Joe and Jess Thwaite, from Gloucestershire, took down the largest lottery win in UK history, and gave a press conference in Cheltenham to share the news.

It was a decision that was met with surprise by some – given the size of the sum landed, anonymity could perhaps have been the way forward….at least for the next few months.

But the couple have been supported by the National Lottery and Camelot. A spokesperson said:

“Taking publicity can give the winner peace of mind and help to manage circulation of the fantastic news. People may find out via social media, and winners may not be able to enjoy the experience if they have to keep such a big secret from their friends and family.

“In all consideration, it is a lot of money to conceal. People can feel more relieved knowing the knowledge of their win has been shared in a managed, controlled manner, allowing the winner to access their funds more freely without fear of raising suspicion,”

The Thwaites now have a wealth greater than many celebrities and entrepreneurs, and they have promised to do plenty of good with their newly-minted riches. They’ve already been true to their word after leaving a ‘sizeable tip’ at a restaurant in which they enjoyed a celebratory steak-and-chips dinner.

The Thwaites have also found the time to splash out on some new bedroom furniture, but are yet to decide what else is in the pipeline.
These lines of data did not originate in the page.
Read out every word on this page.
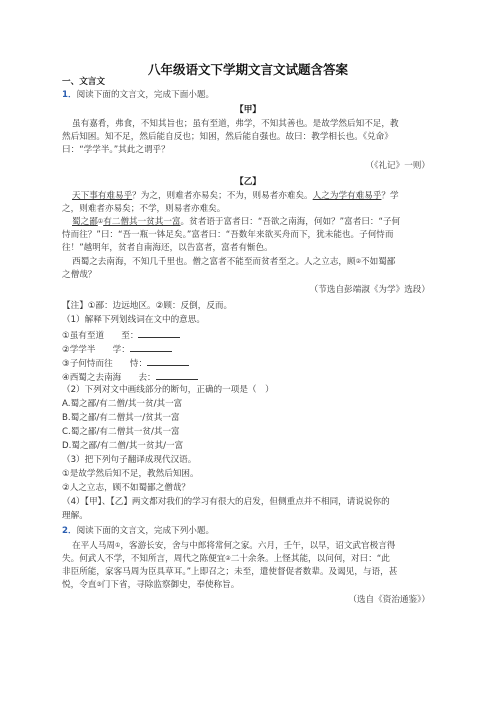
八年级语文下学期文言文试题含答案
一、文言文
1．阅读下面的文言文，完成下面小题。
【甲】
虽有嘉肴，弗食，不知其旨也；虽有至道，弗学，不知其善也。是故学然后知不足，教
然后知困。知不足，然后能自反也；知困，然后能自强也。故曰：教学相长也。《兑命》
曰：“学学半。”其此之谓乎？
（《礼记》一则）
【乙】
天下事有难易乎？为之，则难者亦易矣；不为，则易者亦难矣。人之为学有难易乎？学
之，则难者亦易矣；不学，则易者亦难矣。
蜀之鄙①有二僧其一贫其一富。贫者语于富者曰：“吾欲之南海，何如？”富者曰：“子何
恃而往？”曰：“吾一瓶一钵足矣。”富者曰：“吾数年来欲买舟而下，犹未能也。子何恃而
往！”越明年，贫者自南海还，以告富者，富者有惭色。
西蜀之去南海，不知几千里也。僧之富者不能至而贫者至之。人之立志，顾②不如蜀鄙
之僧哉？
（节选自彭端淑《为学》选段）
【注】①鄙：边远地区。②顾：反倒，反而。
（1）解释下列划线词在文中的意思。
①虽有至道　　至：
②学学半　　学：
③子何恃而往　　恃：
④西蜀之去南海　　去：
（2）下列对文中画线部分的断句，正确的一项是（　）
A.蜀之鄙/有二僧/其一贫/其一富
B.蜀之鄙/有二僧其一/贫其一富
C.蜀之鄙/有二僧其一贫/其一富
D.蜀之鄙/有二僧/其一贫其/一富
（3）把下列句子翻译成现代汉语。
①是故学然后知不足，教然后知困。
②人之立志，顾不如蜀鄙之僧哉？
（4）【甲】、【乙】两文都对我们的学习有很大的启发，但侧重点并不相同，请说说你的
理解。
2．阅读下面的文言文，完成下列小题。
在平人马周①，客游长安，舍与中郎将常何之家。六月，壬午，以早，诏文武官极言得
失。何武人不学，不知所言，周代之陈便宜②二十余条。上怪其能，以问何，对曰：“此
非臣所能，家客马周为臣具草耳。”上即召之；未至，遣使督促者数辈。及谒见，与语，甚
悦，令直③门下省，寻除监察御史，奉使称旨。
（选自《资治通鉴》）
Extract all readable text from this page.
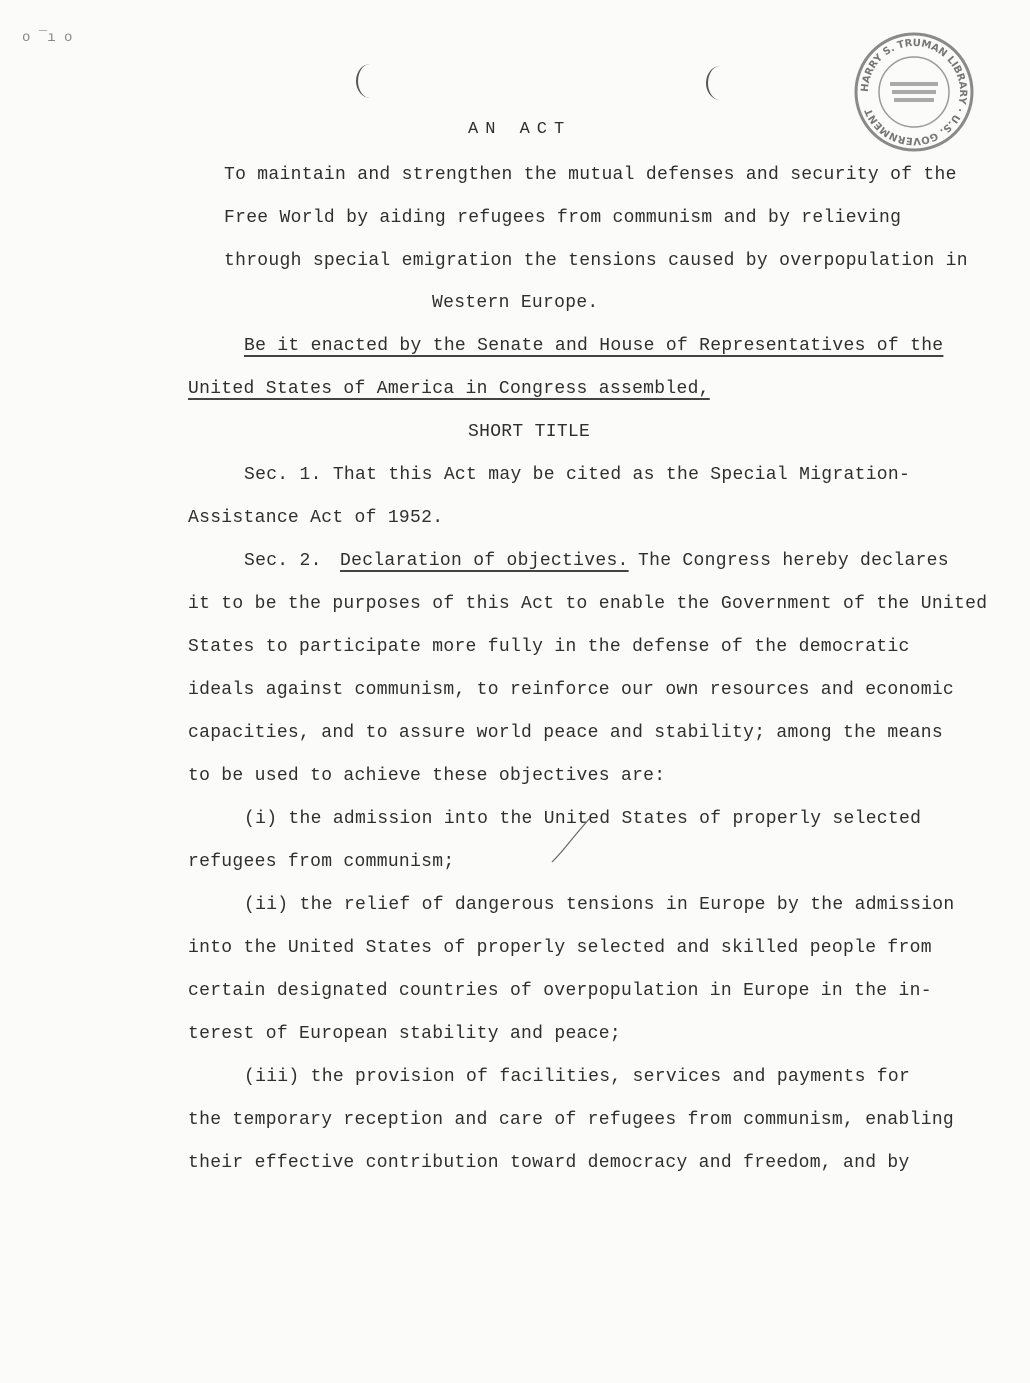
o ¯ı o
HARRY S. TRUMAN LIBRARY · U.S. GOVERNMENT
AN ACT
To maintain and strengthen the mutual defenses and security of the
Free World by aiding refugees from communism and by relieving
through special emigration the tensions caused by overpopulation in
Western Europe.
Be it enacted by the Senate and House of Representatives of the
United States of America in Congress assembled,
SHORT TITLE
Sec. 1. That this Act may be cited as the Special Migration-
Assistance Act of 1952.
Sec. 2. Declaration of objectives. The Congress hereby declares
it to be the purposes of this Act to enable the Government of the United
States to participate more fully in the defense of the democratic
ideals against communism, to reinforce our own resources and economic
capacities, and to assure world peace and stability; among the means
to be used to achieve these objectives are:
(i) the admission into the United States of properly selected
refugees from communism;
(ii) the relief of dangerous tensions in Europe by the admission
into the United States of properly selected and skilled people from
certain designated countries of overpopulation in Europe in the in-
terest of European stability and peace;
(iii) the provision of facilities, services and payments for
the temporary reception and care of refugees from communism, enabling
their effective contribution toward democracy and freedom, and by
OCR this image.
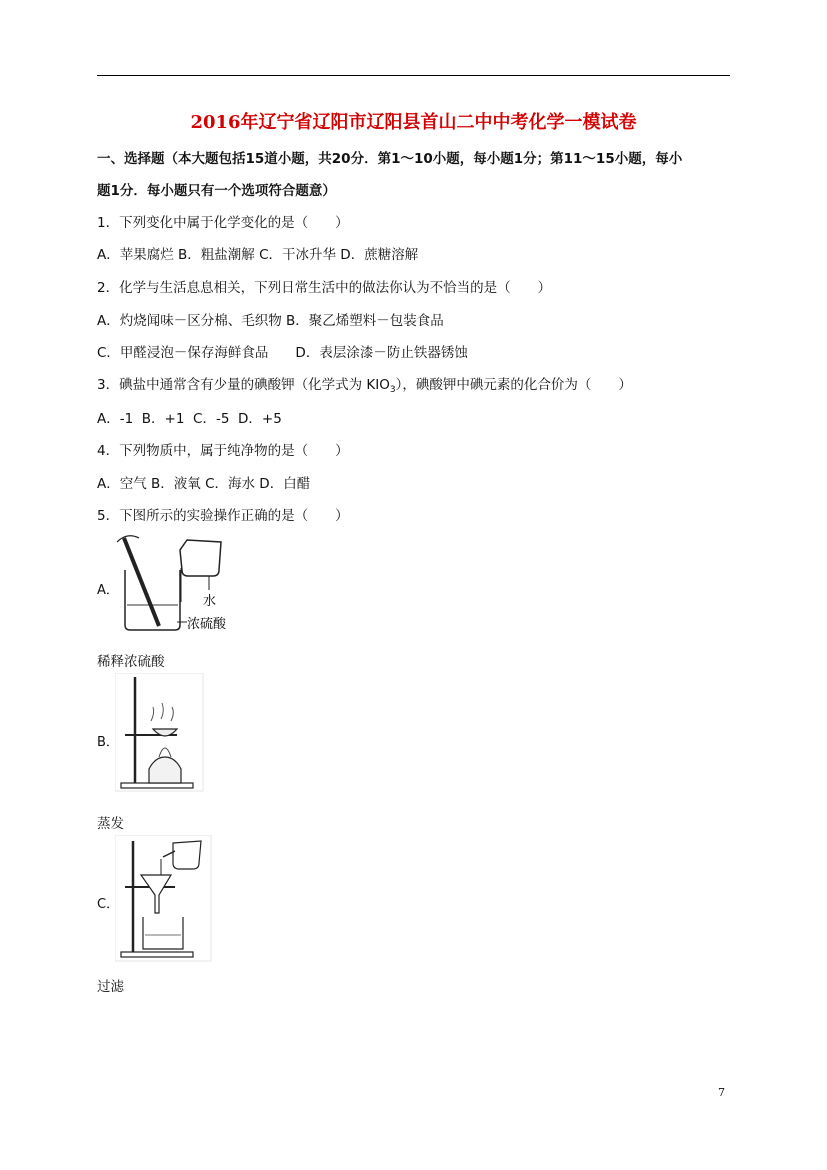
2016年辽宁省辽阳市辽阳县首山二中中考化学一模试卷
一、选择题（本大题包括15道小题，共20分．第1～10小题，每小题1分；第11～15小题，每小
题1分．每小题只有一个选项符合题意）
1．下列变化中属于化学变化的是（　　）
A．苹果腐烂 B．粗盐潮解 C．干冰升华 D．蔗糖溶解
2．化学与生活息息相关，下列日常生活中的做法你认为不恰当的是（　　）
A．灼烧闻味－区分棉、毛织物 B．聚乙烯塑料－包装食品
C．甲醛浸泡－保存海鲜食品　　D．表层涂漆－防止铁器锈蚀
3．碘盐中通常含有少量的碘酸钾（化学式为 $KIO_3$），碘酸钾中碘元素的化合价为（　　）
A．-1  B．+1  C．-5  D．+5
4．下列物质中，属于纯净物的是（　　）
A．空气 B．液氧 C．海水 D．白醋
5．下图所示的实验操作正确的是（　　）
A．
水
浓硫酸
稀释浓硫酸
B．
蒸发
C．
过滤
7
Do You Have to Go Public If You Win the Lottery?

Silhouette of Person with Question Mark

There are no hard and fast rules about going public with a lottery win or remaining anonymous – the choice is that of the winners.

Keeping things private clearly has many advantages, but it can put quite a burden on loved ones to keep the win a secret. There’s also the possibility of funny glances in the local neighbourhood if you swap your Ford Fiesta for a brand new Maserati.

Going public relives those pressures, although it does set winners up for other potential problems….including the age-old question ‘which family members and friends would you donate money too, and how much!?’

A spokesperson for Camelot revealed:

“The decision to share their news or remain anonymous is completely up to the winner, and depends on a number of factors including who they’ve told and what they plan to do with their win.”

For the ten biggest Euromillions wins, six of the lucky ticket-holders have decided to remain anonymous – including the winner of the £170 million jackpot back in 2019.

In America, the rules are almost universally different – only eleven states in the US actually allow lottery winners to not reveal their win publicly.